Selections from Don Quixote by Miguel de Cervantes

Selections from Don Quixote by Miguel de Cervantes

Author:Miguel de Cervantes [Saavedra]
Language: eng
Format: epub
Publisher: Dover Publications
Published: 2008-02-15T00:00:00+00:00


“Your honor will be readily satisfied,” the graduate replied; “and so, your honor should know that, even though I said before I was a graduate, I’m only a bachelor, and my name is Alonso López. I was born in Alcobendas. I’m now coming from the city of Baeza with eleven other priests, the men who ran away with the torches. We’re on our way to the city of Segovia, escorting a corpse which is on that litter. It’s the body of a knight who died in Baeza, where he was originally buried. Now, as I say, we were taking his bones to their final resting place, which is in Segovia, where he was born.”

“And who killed him?” asked Don Quixote.

“God, by means of a plague fever that attacked him,” the bachelor replied.

“Thus, said Don Quixote, “our Lord has relieved me of the labor I was to undertake to avenge his death, in case anyone else had killed him. But since his killer is Who He is, I have only to keep silent and shrug my shoulders, because I would do the same if He were killing me myself. And I wish your reverence to know that I am a knight of La Mancha, named Don Quixote, and my duty and practice is to travel the world making the crooked straight and redressing injuries.”

“I don’t know how that is about making the crooked straight,” said the bachelor, “but you’ve turned me from straight to crooked, leaving me with a broken leg, which will never be straight again as long as I live. And the injury you’ve redressed for me has been to leave me so badly injured that I’ll remain injured forever. It was quite a misadventure to run into you while you were in quest of adventures.”

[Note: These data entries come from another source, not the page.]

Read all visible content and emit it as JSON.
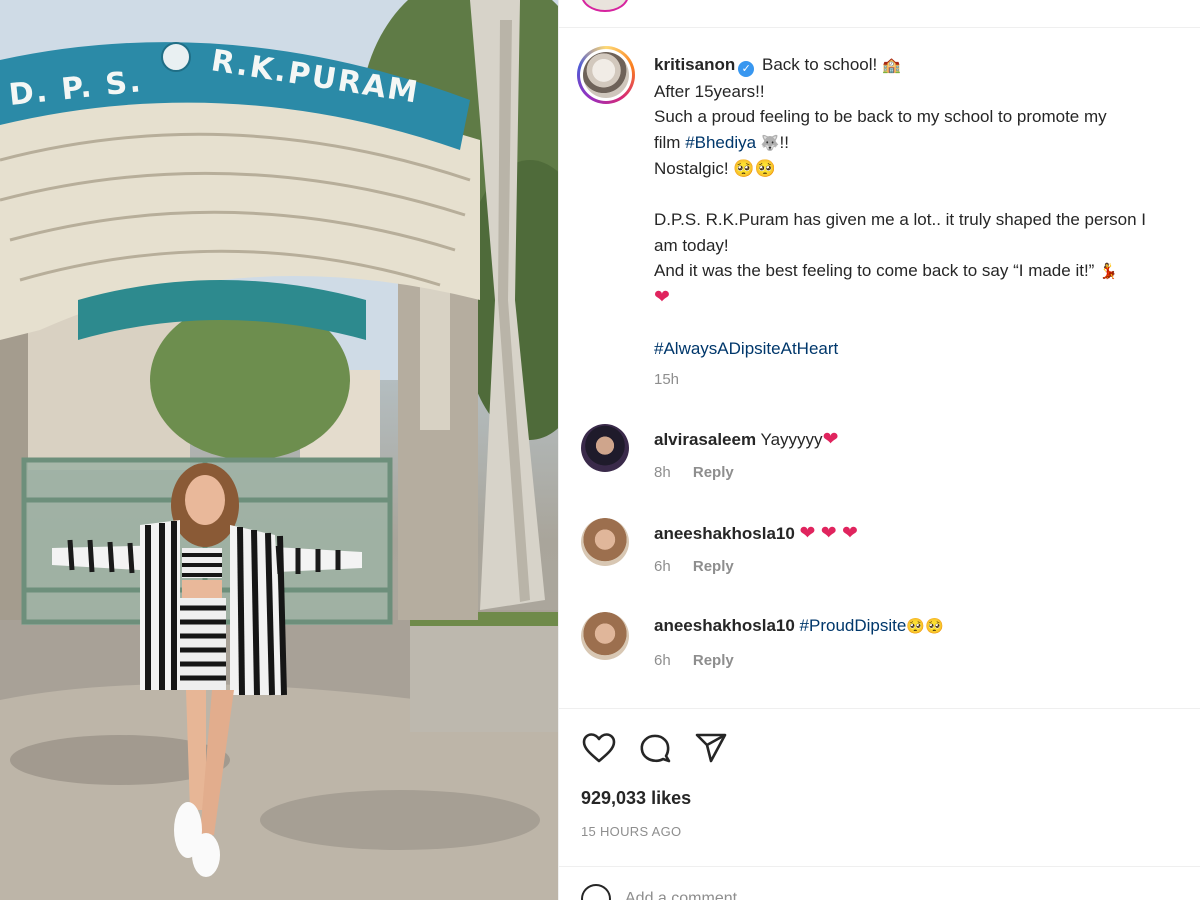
{
  "photo": {
    "sign_left": "D. P. S.",
    "sign_right": "R.K.PURAM"
  },
  "post": {
    "username": "kritisanon",
    "verified_mark": "✓",
    "caption_lines": {
      "l1": "Back to school!",
      "l1_emoji": "🏫",
      "l2": "After 15years!!",
      "l3": "Such a proud feeling to be back to my school to promote my",
      "l4_prefix": "film",
      "l4_tag": "#Bhediya",
      "l4_emoji": "🐺",
      "l4_suffix": "!!",
      "l5": "Nostalgic! 🥺🥺",
      "l6": "D.P.S. R.K.Puram has given me a lot.. it truly shaped the person I",
      "l7": "am today!",
      "l8": "And it was the best feeling to come back to say “I made it!”",
      "l8_emoji": "💃",
      "l9_emoji": "❤",
      "hashtag": "#AlwaysADipsiteAtHeart"
    },
    "time": "15h"
  },
  "comments": [
    {
      "user": "alvirasaleem",
      "text": "Yayyyyy",
      "emoji": "❤",
      "time": "8h",
      "reply": "Reply"
    },
    {
      "user": "aneeshakhosla10",
      "text": "",
      "emoji": "❤ ❤ ❤",
      "time": "6h",
      "reply": "Reply"
    },
    {
      "user": "aneeshakhosla10",
      "text": "#ProudDipsite",
      "emoji": "🥺🥺",
      "time": "6h",
      "reply": "Reply"
    }
  ],
  "actions": {
    "like_icon": "heart-outline-icon",
    "comment_icon": "speech-bubble-icon",
    "share_icon": "paper-plane-icon"
  },
  "likes": "929,033 likes",
  "posted_ago": "15 HOURS AGO",
  "add_comment_placeholder": "Add a comment…",
  "colors": {
    "link": "#00376b",
    "muted": "#8e8e8e",
    "verified": "#3897f0",
    "heart": "#e0245e"
  }
}
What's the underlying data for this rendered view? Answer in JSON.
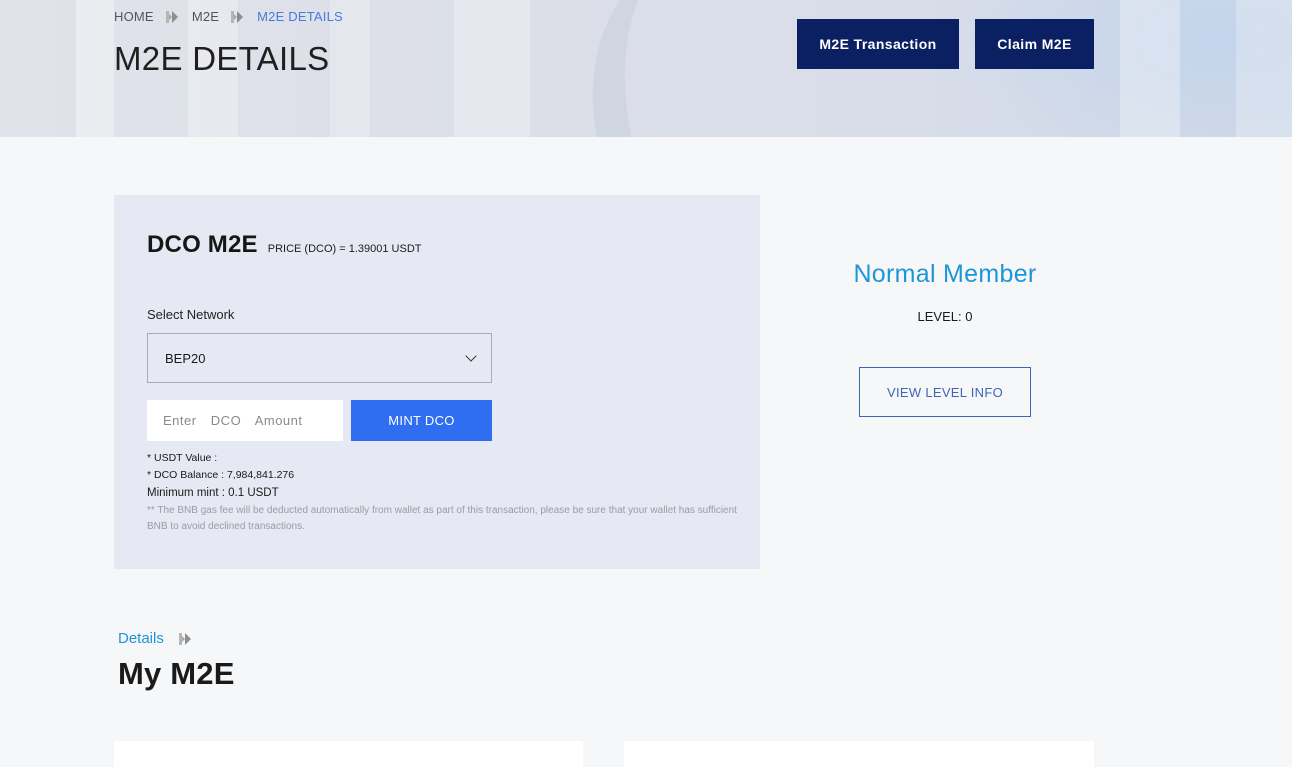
{
  "breadcrumb": {
    "items": [
      "HOME",
      "M2E",
      "M2E DETAILS"
    ],
    "separator_icon": "double-chevron-right-icon"
  },
  "header": {
    "title": "M2E DETAILS",
    "buttons": {
      "transaction_label": "M2E Transaction",
      "claim_label": "Claim M2E"
    }
  },
  "mint": {
    "title": "DCO M2E",
    "price": "PRICE (DCO) = 1.39001 USDT",
    "network_label": "Select Network",
    "network_selected": "BEP20",
    "amount_placeholder": "Enter  DCO  Amount",
    "amount_value": "",
    "mint_label": "MINT DCO",
    "usdt_value": "* USDT Value :",
    "dco_balance": "* DCO Balance : 7,984,841.276",
    "minimum_mint": "Minimum mint : 0.1 USDT",
    "gas_note": "** The BNB gas fee will be deducted automatically from wallet as part of this transaction, please be sure that your wallet has sufficient BNB to avoid declined transactions."
  },
  "member": {
    "title": "Normal Member",
    "level": "LEVEL: 0",
    "view_label": "VIEW LEVEL INFO"
  },
  "details": {
    "label": "Details",
    "title": "My M2E"
  },
  "colors": {
    "primary_dark": "#0b1f63",
    "accent_blue": "#2f6ef0",
    "member_blue": "#1e96d6",
    "card_bg": "#e6e8f3"
  }
}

“Not all things,” replied Don Quixote, “happen in the same way. The harm lay, sir bachelor Alonso López, in your coming at night, dressed in those surplices, with flaming torches, praying, clad in mourning, and looking exactly like evil things from the other world. And so I couldn’t avoid doing my duty by attacking you; I would have attacked you even if I had known for a certainty that you were the very Satans of hell, which I took you for and considered you to be the whole time.”

“Now that my fate has so willed it,” said the bachelor, “I beseech your honor, sir knight-errant (who have done me such a bad errand), help me get out from under this mule, who’s got my leg jammed between the stirrup and the saddle.”

“Now you tell me!” exclaimed Don Quixote. “When were you waiting for to tell me your distress?”